O Ministério Público do Tocantins (MPTO) investiga o prefeito de Angico, Cleofan Barbosa Lima (União), por suspeita de nepotismo após a nomeação da esposa e de seis sobrinhos para cargos na Prefeitura. O procedimento preparatório aberto pelo órgão também aponta que o município não realizou processo seletivo para duas contratações temporárias de parentes do gestor.
A investigação tramita após denúncia sobre as nomeações. Em recomendação, o MPTO deu prazo de 15 dias para o prefeito exonerar ocupantes de cargos em comissão e rescindir vínculos temporários que configurem nepotismo. O órgão também cobra informações sobre as providências adotadas e a comprovação da abertura de concurso público ou processo seletivo impessoal para as funções.
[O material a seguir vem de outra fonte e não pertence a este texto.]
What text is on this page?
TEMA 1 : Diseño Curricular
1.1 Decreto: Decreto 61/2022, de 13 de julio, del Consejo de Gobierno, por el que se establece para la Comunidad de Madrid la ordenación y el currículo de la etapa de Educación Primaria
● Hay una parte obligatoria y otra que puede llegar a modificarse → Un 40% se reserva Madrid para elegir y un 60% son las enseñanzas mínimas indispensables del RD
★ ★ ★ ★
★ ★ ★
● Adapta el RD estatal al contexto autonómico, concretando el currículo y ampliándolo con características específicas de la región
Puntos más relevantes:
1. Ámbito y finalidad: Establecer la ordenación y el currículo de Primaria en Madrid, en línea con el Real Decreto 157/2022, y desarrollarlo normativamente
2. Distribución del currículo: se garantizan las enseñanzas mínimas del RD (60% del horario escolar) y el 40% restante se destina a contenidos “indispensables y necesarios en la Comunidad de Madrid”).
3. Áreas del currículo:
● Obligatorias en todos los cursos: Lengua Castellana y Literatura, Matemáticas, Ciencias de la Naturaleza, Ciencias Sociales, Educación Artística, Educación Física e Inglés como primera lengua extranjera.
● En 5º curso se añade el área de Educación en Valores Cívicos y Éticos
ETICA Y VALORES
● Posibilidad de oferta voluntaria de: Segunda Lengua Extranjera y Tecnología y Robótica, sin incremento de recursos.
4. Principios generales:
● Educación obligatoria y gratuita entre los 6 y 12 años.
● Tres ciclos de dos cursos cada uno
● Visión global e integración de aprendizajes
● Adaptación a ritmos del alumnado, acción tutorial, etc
Angico tem cerca de 2,8 mil habitantes e fica na região do Bico do Papagaio, no extremo norte do estado.
Segundo a portaria do MPTO, Cleofan Barbosa Lima nomeou a esposa, Eliana Cássia da Silva Lima, para o cargo de secretária municipal da Mulher, Cultura e Assuntos Políticos. Também aparecem na lista seis sobrinhos ou parentes por afinidade:
Fernanda Altina Rodrigues Lima Brito, sobrinha, contratada temporariamente como psicóloga;
João Henrique Barbosa Miranda Lima, sobrinho, nomeado gerente do Portal da Transparência;
Kalio Barbosa Guimarães, sobrinho, nomeado gerente do setor de Obras Públicas;
Lane Barbosa Damaceno, sobrinha, contratada temporariamente como auxiliar de serviços gerais;
Obarda Aparecida Alves Lima, sobrinha da esposa do prefeito, nomeada gerente de Cultura e Assuntos Políticos.
Os sete servidores aparecem como ativos no Portal da Transparência do município nesta sextafeira (11). A portaria do MPTO tem data do último domingo (6) e entrou no Diário Eletrônico do órgão nesta quarta-feira (9).
Contratações temporárias
De acordo com o documento, a própria Prefeitura informou ao MPTO que não realizou processo seletivo para as contratações temporárias de Fernanda e Lane Barbosa. O órgão aponta que as duas foram contratadas de forma precária.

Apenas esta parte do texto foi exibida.